Cosa racconta dunque Educazione sentimentale? Titolo dall’eco flaubertiano, del resto è un romanzo
di formazione questo lungo incontro tra i due personaggi protagonisti, un giovane e una donna. «Ho
visto che mi guardavi» le dice il ragazzo con tono compiaciuto. E lei risponde maliziosamente ironica
con il mito di Endimione e della luna ammaliata dalla bellezza straordinaria del giovane pastore
nonostante il suo essere dea le proibisca di unirsi ai mortali. La luna, «l’altra terra celeste» di cui lei
narra l’incanto, la natura androgina (un po’ come se fosse Carmelo Bene) maschile con la terra e
femminile col sole.
«Il cinema per me era uno strumento radicale di trasformazione, ma trasformare le cose è
impossibile. Così ho lavorato su questa utopia, questa aporia, con la consapevolezza dello sforzo di
attraversare tutte le arti. Ma al cinema si è perso il senso dello sforzo e della fatica, forse per il
capitale o forse per la tirannia monetaria e bancaria che ci lascia un senso di disperazione. Il cinema
è una patologia che dà lo stile, il cinema è un disturbo psichico e fantasmagorico, di cui le immagini
sono fantasmi e sintomi, come in questo film» dice Bressane. E nel mito di Endimione prova a
ritrovare il mito del cinema, la sua sostanza, la sua luce (modulata dalla bravura di Walter de
Carvalho). L’aura diafana e brillante della luna, abat jour del crimine nellamore di una dea per un
mortale. La parola poetica che il ragazzo ascolta; la poesia dei poeti morti troppo giovani, Murnau e
Maya Deren, il dada e il surrealismo brasiliano. È una dea la scrittrice, nel suo manoscritto segreto
si cela qualcosa di potente. La sua danza è un tabù e una fascinazione.

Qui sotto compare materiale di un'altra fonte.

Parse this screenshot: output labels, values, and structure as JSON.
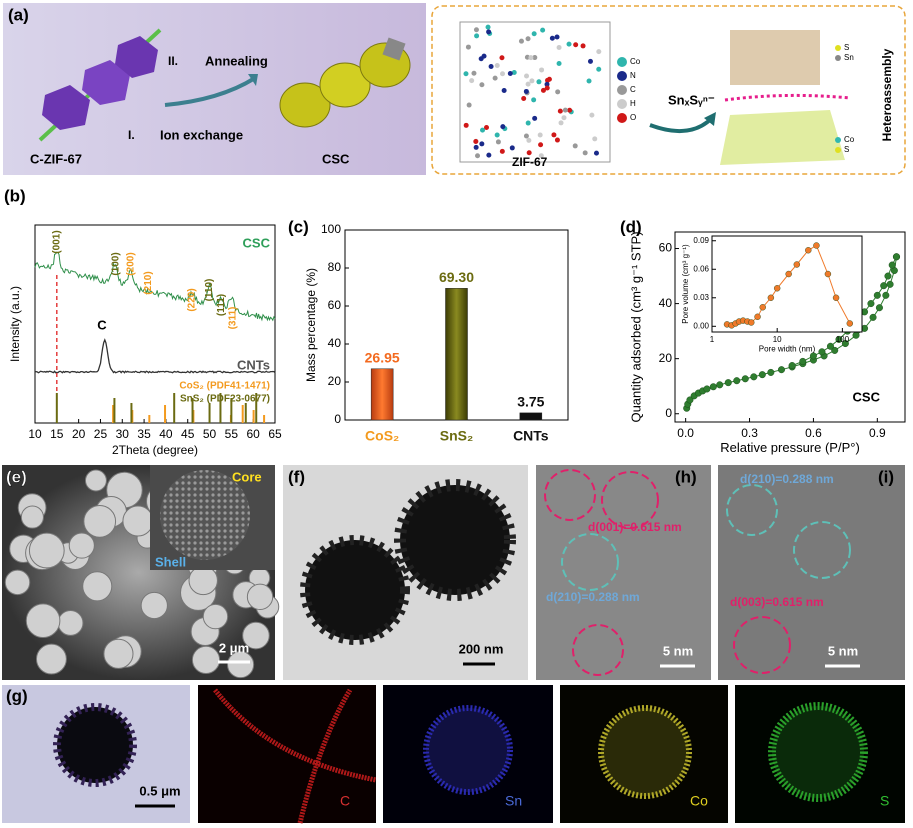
{
  "figure": {
    "a": {
      "label": "(a)",
      "step2": "II.",
      "anneal": "Annealing",
      "step1": "I.",
      "ion": "Ion exchange",
      "left": "C-ZIF-67",
      "right": "CSC",
      "zif": "ZIF-67",
      "atoms": [
        "Co",
        "N",
        "C",
        "H",
        "O"
      ],
      "reagent": "SnₓSᵧⁿ⁻",
      "side": "Heteroassembly",
      "top_atoms": [
        "S",
        "Sn"
      ],
      "bottom_atoms": [
        "Co",
        "S"
      ]
    },
    "e": {
      "label": "(e)",
      "core": "Core",
      "shell": "Shell",
      "scale": "2 μm"
    },
    "f": {
      "label": "(f)",
      "scale": "200 nm"
    },
    "h": {
      "label": "(h)",
      "d1": "d(001)=0.615 nm",
      "d2": "d(210)=0.288 nm",
      "scale": "5 nm"
    },
    "i": {
      "label": "(i)",
      "d1": "d(210)=0.288 nm",
      "d2": "d(003)=0.615 nm",
      "scale": "5 nm"
    },
    "g": {
      "label": "(g)",
      "scale": "0.5 μm",
      "maps": [
        "C",
        "Sn",
        "Co",
        "S"
      ]
    }
  },
  "chart_data": [
    {
      "type": "xrd",
      "label": "(b)",
      "xlabel": "2Theta (degree)",
      "ylabel": "Intensity (a.u.)",
      "xlim": [
        10,
        65
      ],
      "xticks": [
        10,
        15,
        20,
        25,
        30,
        35,
        40,
        45,
        50,
        55,
        60,
        65
      ],
      "curves": [
        "CSC",
        "C",
        "CNTs"
      ],
      "peaks": [
        "(001)",
        "(100)",
        "(200)",
        "(210)",
        "(220)",
        "(110)",
        "(111)",
        "(311)"
      ],
      "series": [
        {
          "name": "CoS₂ (PDF41-1471)",
          "color": "#f39a1e",
          "x": [
            27.9,
            32.3,
            36.2,
            39.8,
            46.3,
            54.9,
            57.6,
            60.1,
            62.5
          ]
        },
        {
          "name": "SnS₂ (PDF23-0677)",
          "color": "#6b6b12",
          "x": [
            15.0,
            28.2,
            32.1,
            41.9,
            46.1,
            50.0,
            52.5,
            55.0,
            58.3,
            60.7
          ]
        }
      ]
    },
    {
      "type": "bar",
      "label": "(c)",
      "ylabel": "Mass percentage (%)",
      "categories": [
        "CoS₂",
        "SnS₂",
        "CNTs"
      ],
      "values": [
        26.95,
        69.3,
        3.75
      ],
      "value_labels": [
        "26.95",
        "69.30",
        "3.75"
      ],
      "colors": [
        "#f36a1f",
        "#6b6b10",
        "#111111"
      ],
      "ylim": [
        0,
        100
      ],
      "yticks": [
        0,
        20,
        40,
        60,
        80,
        100
      ]
    },
    {
      "type": "scatter",
      "label": "(d)",
      "xlabel": "Relative pressure (P/P°)",
      "ylabel": "Quantity adsorbed (cm³ g⁻¹ STP)",
      "annotation": "CSC",
      "xlim": [
        -0.05,
        1.03
      ],
      "ylim": [
        -3,
        66
      ],
      "xticks": [
        {
          "value": 0,
          "label": "0.0"
        },
        0.3,
        0.6,
        0.9
      ],
      "yticks": [
        0,
        20,
        40,
        60
      ],
      "series": [
        {
          "color": "#2f7d2f",
          "x": [
            0.005,
            0.01,
            0.02,
            0.04,
            0.06,
            0.08,
            0.1,
            0.13,
            0.16,
            0.2,
            0.24,
            0.28,
            0.32,
            0.36,
            0.4,
            0.45,
            0.5,
            0.55,
            0.6,
            0.65,
            0.7,
            0.75,
            0.8,
            0.84,
            0.88,
            0.91,
            0.94,
            0.96,
            0.98,
            0.99
          ],
          "values": [
            2,
            3.5,
            5,
            6.5,
            7.5,
            8.3,
            9,
            9.8,
            10.5,
            11.3,
            12,
            12.7,
            13.4,
            14.2,
            15,
            16,
            17,
            18.2,
            19.5,
            21,
            23,
            25.5,
            28.5,
            31,
            35,
            38.5,
            43,
            47,
            52,
            57
          ]
        },
        {
          "color": "#2f7d2f",
          "x": [
            0.99,
            0.97,
            0.95,
            0.93,
            0.9,
            0.87,
            0.84,
            0.8,
            0.76,
            0.72,
            0.68,
            0.64,
            0.6,
            0.55,
            0.5
          ],
          "values": [
            57,
            54,
            50,
            46.5,
            43,
            40,
            37,
            33.5,
            30,
            27,
            24.5,
            22.5,
            21,
            19,
            17.5
          ]
        }
      ]
    },
    {
      "type": "scatter",
      "xlabel": "Pore width (nm)",
      "ylabel": "Pore volume (cm³ g⁻¹)",
      "xscale": "log",
      "xlim": [
        1,
        200
      ],
      "ylim": [
        -0.006,
        0.095
      ],
      "xticks": [
        1,
        10,
        100
      ],
      "yticks": [
        {
          "value": 0,
          "label": "0.00"
        },
        {
          "value": 0.03,
          "label": "0.03"
        },
        {
          "value": 0.06,
          "label": "0.06"
        },
        {
          "value": 0.09,
          "label": "0.09"
        }
      ],
      "series": [
        {
          "color": "#f07a2a",
          "x": [
            1.7,
            2,
            2.3,
            2.6,
            3,
            3.5,
            4,
            5,
            6,
            8,
            10,
            15,
            20,
            30,
            40,
            60,
            80,
            130
          ],
          "values": [
            0.002,
            0.001,
            0.003,
            0.005,
            0.006,
            0.005,
            0.004,
            0.01,
            0.02,
            0.03,
            0.04,
            0.055,
            0.065,
            0.08,
            0.085,
            0.055,
            0.03,
            0.003
          ]
        }
      ]
    }
  ]
}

La macchina da presa segue la coppia nel camminare, negli interni preziosi di una casa, ogni
inquadratura è una composizione, sconfina nella pittura e rivela lo scorrere del tempo.
Cinematografico, durata e spazio e invenzione di mondi che parlano «naturalmente» al cuore.
Qui la parola diviene immagine, si trasforma in erotismo e sensualità. Porzioni di labbra, il dettaglio
delle ginocchia, l’attrazione sospesa nel flusso del discorso, un’epifania che è come la danza
disegnata dal corpo ondeggiante di Josie Antello, superba interprete. E se la seduzione è qualcosa di
ineffabile, carnale e immateriale, nel «museo delle sensibilità perdute» che la donna rivela al
ragazzo ci sono i cineclub e la pellicola: «Ai miei tempi». .
Vero/apparenza, dentro e fuori, il piacere è leggerezza, libertà, gusto o giocoso di unutopia politica e
poetica : un colpo di natica alla porta un ondeggiare della gonna, l’ amorosa passione dell’occhio che
spalanca nuovi orizzonti.
Principesse e amori che si pagano o che «appagano?». Da una quinta teatrale il duetto tra la donna
e il ragazzo si trasforma in una danza, nel sorriso di una incendiaria lezione sulla Storia e sul
contemporaneo. Passato e presente scivolano nel mito, quel giardino è quasi un bosco, la donna una
dea che rivela al ragazzo qualcosa di prezioso. Lungo la strada, la stessa su cui Bressane ha girato
molti dei suoi film, i due sembrano quasi ondeggiare in un fotogramma destinato alla scomparsa.
Nostalgia? O piuttosto amore per il cinema? Per quel gesto di filmare come un piacere prolungato,
educazione al corpo: educazione sentimentale.